We used ArcGIS Desktop 9.3 (Esri, Redlands, CA) and R v3.4.0⁷⁵ to calculate characteristics of each patrol area. We created 30 m raster layers for elevation, topographic position index (i.e. difference between each pixel and its surrounding pixels⁷⁶), distance to nearest road, and distance to nearest stream. We then calculated the median of the raster values for each patrol area for use as predictors in our statistical modelling (Table 4 and Supplementary Fig. 1). We also calculated distance to the Ailaoshan reserve edge as the distance of each patrol-area centroid to the nearest nature-reserve edge.

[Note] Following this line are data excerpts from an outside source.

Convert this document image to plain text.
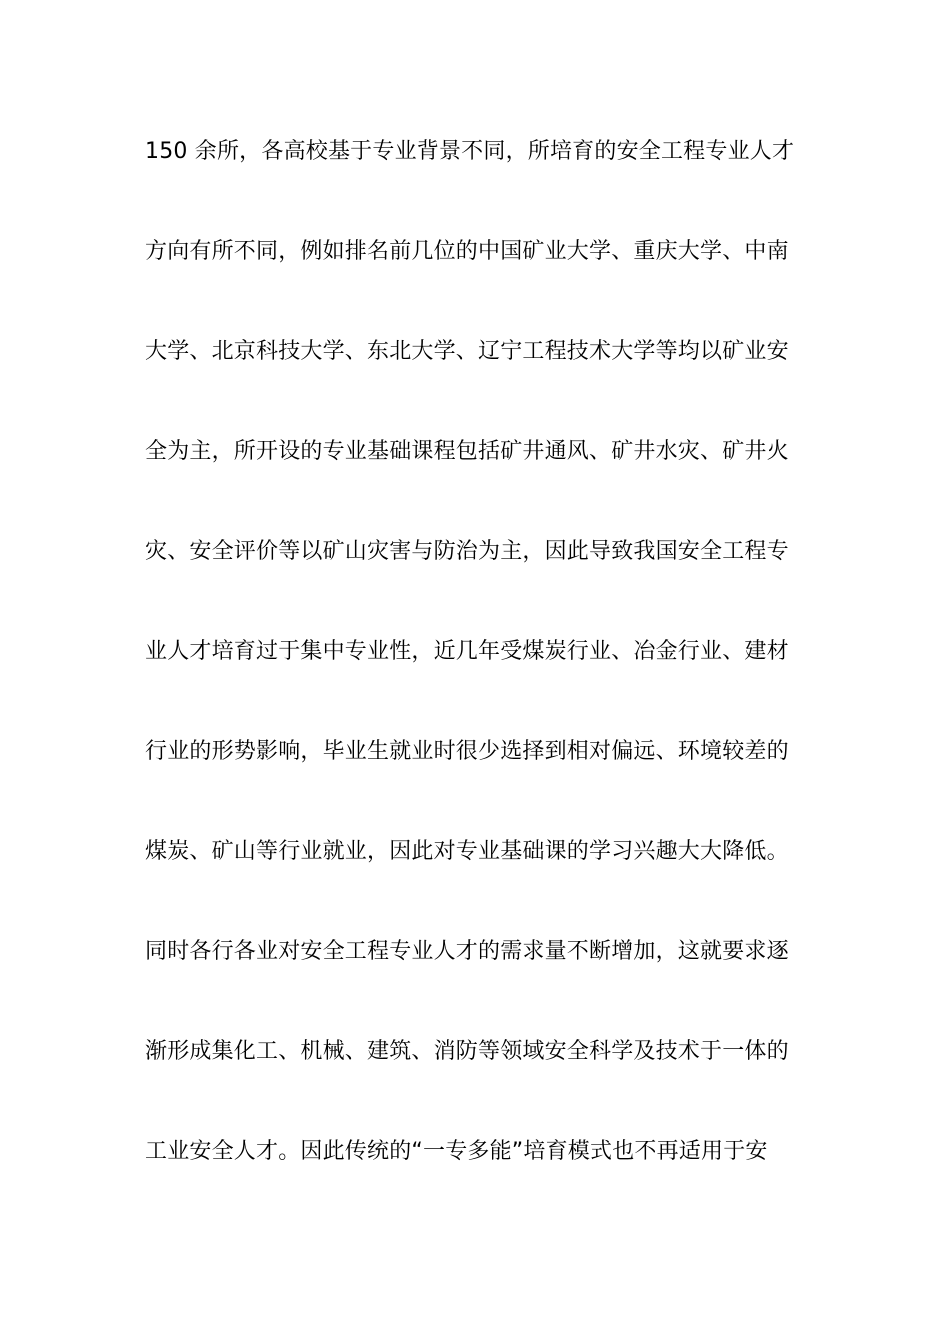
150 余所，各高校基于专业背景不同，所培育的安全工程专业人才
方向有所不同，例如排名前几位的中国矿业大学、重庆大学、中南
大学、北京科技大学、东北大学、辽宁工程技术大学等均以矿业安
全为主，所开设的专业基础课程包括矿井通风、矿井水灾、矿井火
灾、安全评价等以矿山灾害与防治为主，因此导致我国安全工程专
业人才培育过于集中专业性，近几年受煤炭行业、冶金行业、建材
行业的形势影响，毕业生就业时很少选择到相对偏远、环境较差的
煤炭、矿山等行业就业，因此对专业基础课的学习兴趣大大降低。
同时各行各业对安全工程专业人才的需求量不断增加，这就要求逐
渐形成集化工、机械、建筑、消防等领域安全科学及技术于一体的
工业安全人才。因此传统的“一专多能”培育模式也不再适用于安
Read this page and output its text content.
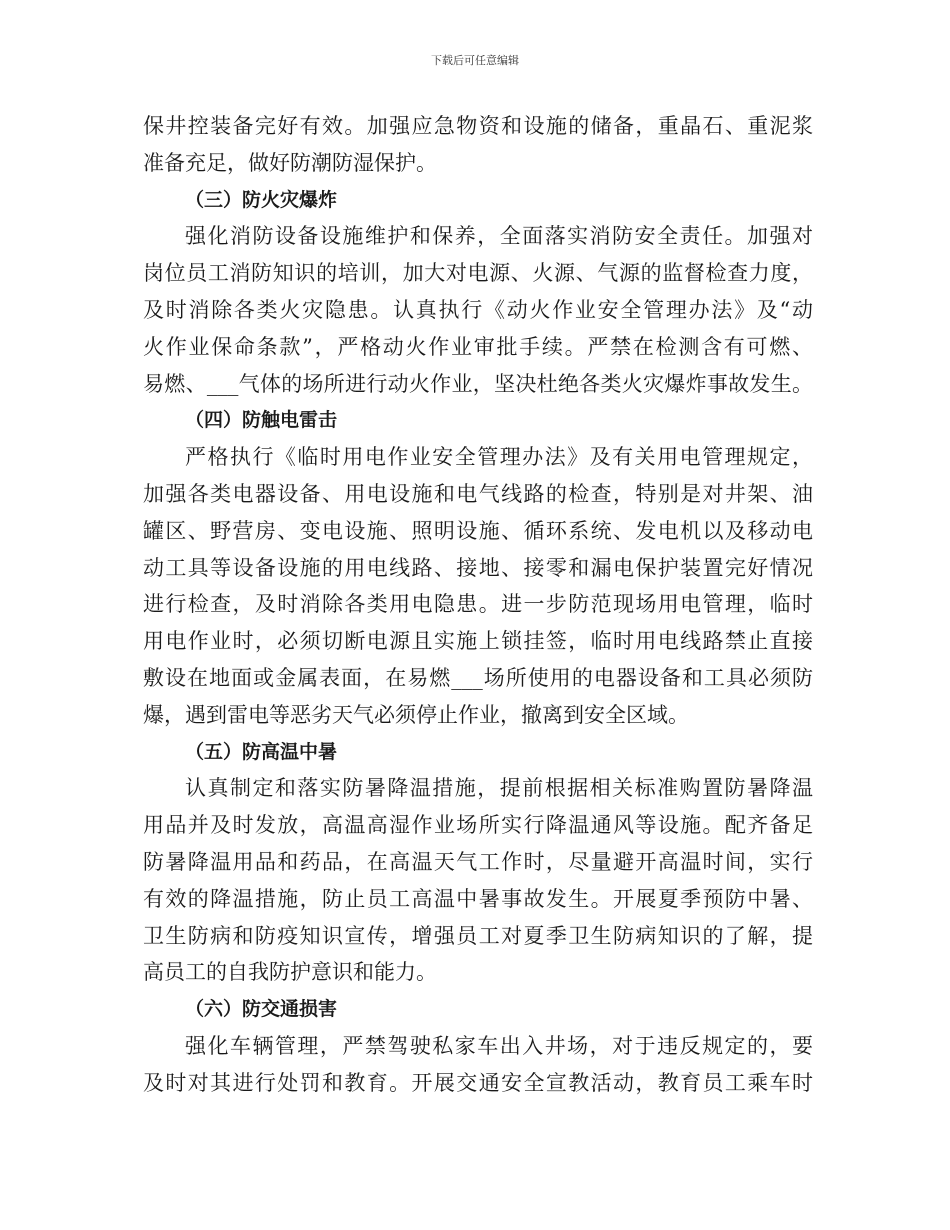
下载后可任意编辑
保井控装备完好有效。加强应急物资和设施的储备，重晶石、重泥浆
准备充足，做好防潮防湿保护。
（三）防火灾爆炸
强化消防设备设施维护和保养，全面落实消防安全责任。加强对
岗位员工消防知识的培训，加大对电源、火源、气源的监督检查力度，
及时消除各类火灾隐患。认真执行《动火作业安全管理办法》及“动
火作业保命条款”，严格动火作业审批手续。严禁在检测含有可燃、
易燃、___气体的场所进行动火作业，坚决杜绝各类火灾爆炸事故发生。
（四）防触电雷击
严格执行《临时用电作业安全管理办法》及有关用电管理规定，
加强各类电器设备、用电设施和电气线路的检查，特别是对井架、油
罐区、野营房、变电设施、照明设施、循环系统、发电机以及移动电
动工具等设备设施的用电线路、接地、接零和漏电保护装置完好情况
进行检查，及时消除各类用电隐患。进一步防范现场用电管理，临时
用电作业时，必须切断电源且实施上锁挂签，临时用电线路禁止直接
敷设在地面或金属表面，在易燃___场所使用的电器设备和工具必须防
爆，遇到雷电等恶劣天气必须停止作业，撤离到安全区域。
（五）防高温中暑
认真制定和落实防暑降温措施，提前根据相关标准购置防暑降温
用品并及时发放，高温高湿作业场所实行降温通风等设施。配齐备足
防暑降温用品和药品，在高温天气工作时，尽量避开高温时间，实行
有效的降温措施，防止员工高温中暑事故发生。开展夏季预防中暑、
卫生防病和防疫知识宣传，增强员工对夏季卫生防病知识的了解，提
高员工的自我防护意识和能力。
（六）防交通损害
强化车辆管理，严禁驾驶私家车出入井场，对于违反规定的，要
及时对其进行处罚和教育。开展交通安全宣教活动，教育员工乘车时
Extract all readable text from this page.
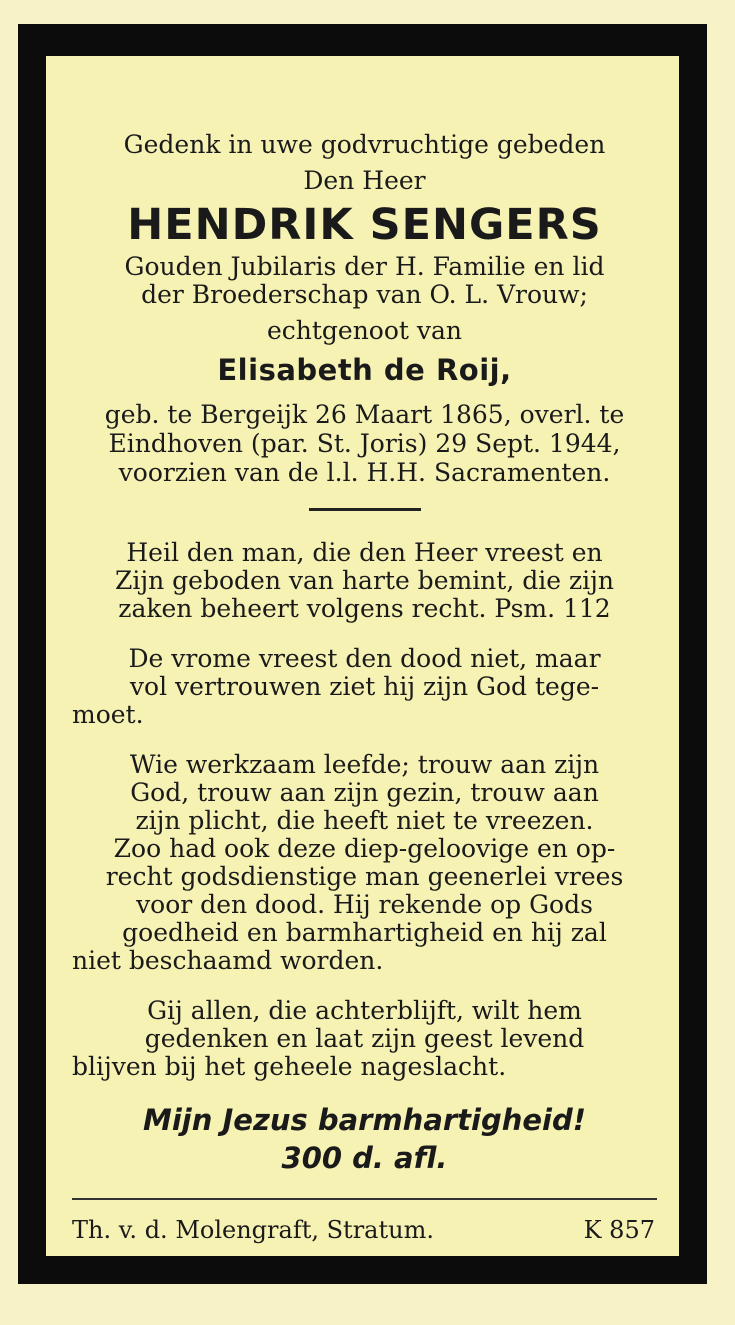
Gedenk in uwe godvruchtige gebeden

Den Heer

HENDRIK SENGERS

Gouden Jubilaris der H. Familie en lid

der Broederschap van O. L. Vrouw;

echtgenoot van

Elisabeth de Roij,

geb. te Bergeijk 26 Maart 1865, overl. te

Eindhoven (par. St. Joris) 29 Sept. 1944,

voorzien van de l.l. H.H. Sacramenten.

Heil den man, die den Heer vreest en

Zijn geboden van harte bemint, die zijn

zaken beheert volgens recht. Psm. 112

De vrome vreest den dood niet, maar

vol vertrouwen ziet hij zijn God tege-

moet.

Wie werkzaam leefde; trouw aan zijn

God, trouw aan zijn gezin, trouw aan

zijn plicht, die heeft niet te vreezen.

Zoo had ook deze diep-geloovige en op-

recht godsdienstige man geenerlei vrees

voor den dood. Hij rekende op Gods

goedheid en barmhartigheid en hij zal

niet beschaamd worden.

Gij allen, die achterblijft, wilt hem

gedenken en laat zijn geest levend

blijven bij het geheele nageslacht.

Mijn Jezus barmhartigheid!

300 d. afl.

Th. v. d. Molengraft, Stratum.	K 857
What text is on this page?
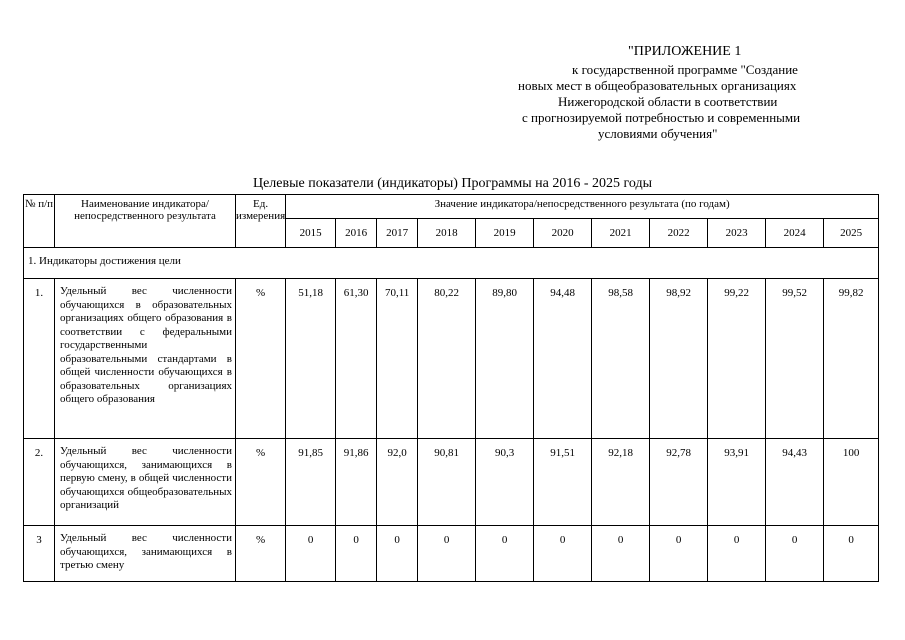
"ПРИЛОЖЕНИЕ 1
к государственной программе "Создание
новых мест в общеобразовательных организациях
Нижегородской области в соответствии
с прогнозируемой потребностью и современными
условиями обучения"
Целевые показатели (индикаторы) Программы на 2016 - 2025 годы
№ п/п	Наименование индикатора/непосредственного результата	Ед. измерения	Значение индикатора/непосредственного результата (по годам)										
			2015	2016	2017	2018	2019	2020	2021	2022	2023	2024	2025
1. Индикаторы достижения цели													
1.	Удельный вес численности обучающихся в образовательных организациях общего образования в соответствии с федеральными государственными образовательными стандартами в общей численности обучающихся в образовательных организациях общего образования	%	51,18	61,30	70,11	80,22	89,80	94,48	98,58	98,92	99,22	99,52	99,82
2.	Удельный вес численности обучающихся, занимающихся в первую смену, в общей численности обучающихся общеобразовательных организаций	%	91,85	91,86	92,0	90,81	90,3	91,51	92,18	92,78	93,91	94,43	100
3	Удельный вес численности обучающихся, занимающихся в третью смену	%	0	0	0	0	0	0	0	0	0	0	0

Table 4 Summary of environmental covariates.

Full size table

Laboratory processing

We extracted DNA from each replicate and then PCR-amplified two mitochondrial markers: one from the 16S rRNA gene (MT-RNR2; primers: 16Smam1 5′-CGGTTGGGGTGACCTCGGA-3′ and 16Smam2 5′-GCTGTTATCCCTAGGGTAACT-3′⁷⁷), and the other from the 12S rRNA gene (MT-RNR1; primers: 5′-ACTGGGATTAGATACCCC-3′ and 5′-YRGAACAGGCTCCTCTAG-3′ modified from Riaz et al.⁷⁸). We refer to these two markers as LSU (16S, 82–150 bp) and SSU (12S, 81–117 bp), respectively, referring to the ribosomal large subunit and small subunit that these genes code for. A third primer pair targeting the standard cytochrome c oxidase I marker⁷⁹ was tested but not adopted, as it co-amplified leech DNA and consequently returned few vertebrate reads.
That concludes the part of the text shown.